Traditionally, student loans have not been included in bankruptcy. But that is not always the case. It actually is possible to have these loans discharged in bankruptcy, but there are strict guidelines that must be met. In order to have your loans forgiven, you have to specifically ask by filing an adversary proceeding, which is a separate case from the bankruptcy. Most people don’t even bother to ask because they have always heard that student loans cannot be included in a bankruptcy.
Most courts use the Brunner Test to determine if you qualify for student loan forgiveness. The point of this test is to show that repaying the loans would cause an undue hardship. In order to pass the Brunner Test, you need to prove that:
1. You’ve made good faith efforts to pay off the loans.
2. Paying off the student loans would be such a burden that you could not maintain a basic standard of living.
3. It is unlikely that your financial situation will change/improve within your repayment period. Payments will continue to be a hardship.
If you pass the Means Test for a Chapter 7 Bankruptcy, there is a chance that you can include your student loans.
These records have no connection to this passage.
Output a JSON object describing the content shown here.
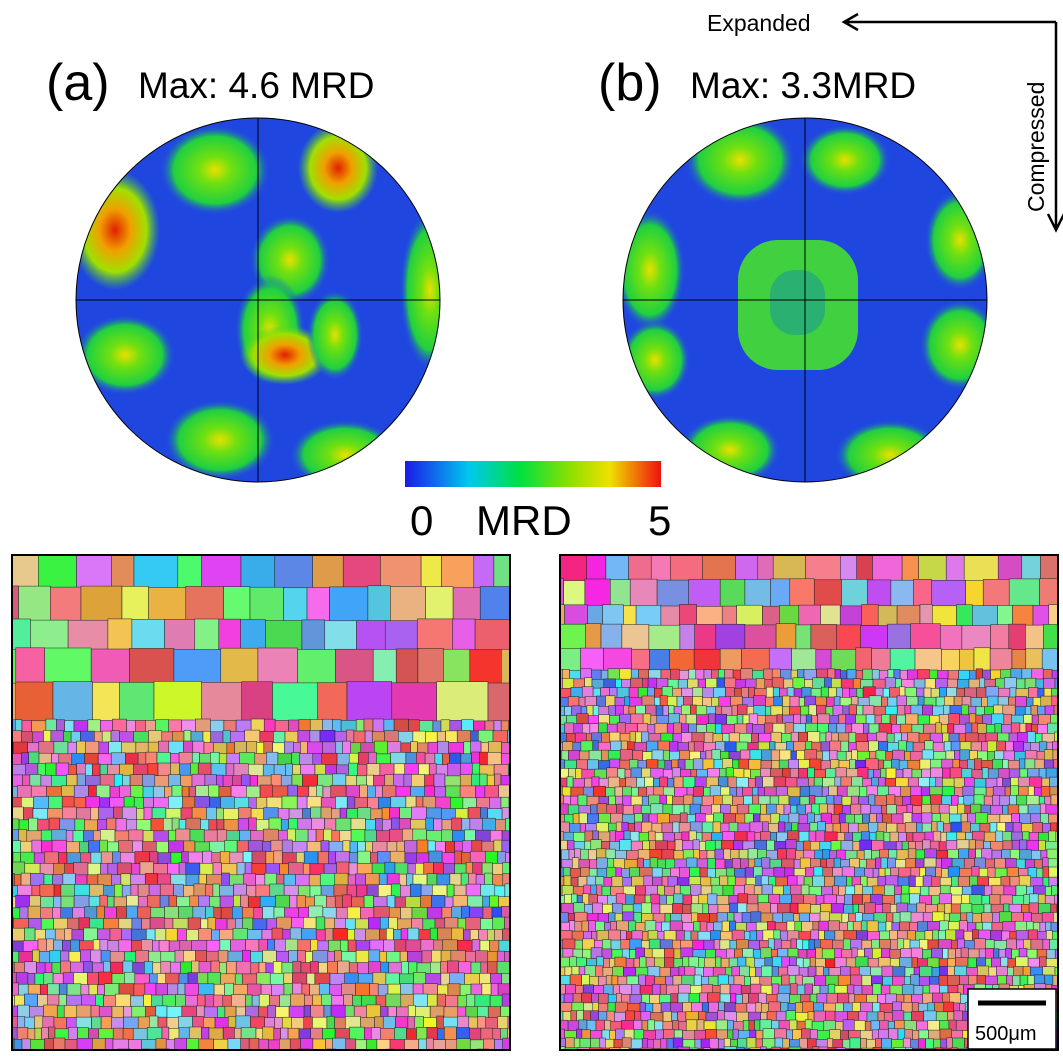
{
  "figure": {
    "orientation": {
      "horizontal": "Expanded",
      "vertical": "Compressed"
    },
    "panels": [
      {
        "label": "(a)",
        "max_text": "Max: 4.6 MRD"
      },
      {
        "label": "(b)",
        "max_text": "Max: 3.3MRD"
      }
    ],
    "colorbar": {
      "min": 0,
      "max": 5,
      "label": "MRD"
    },
    "scale_bar": "500μm"
  }
}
This can “wipe out” the debt, whereas filing a Chapter 13 will give you 3-5 years to get caught up on your student loans. Most courts take a detailed look at your financial status and tend to be strict about discharging student loans. Sometimes the entire debt cannot be forgiven, but a court will grant a partial discharge, which reduces payments. The complexities of negotiating this type of settlement make it very important to hire an experienced attorney you can trust to represent you well. Your bankruptcy attorney is there to help evaluate if you qualify for student loan forgiveness and will ensure you have the best possible outcome.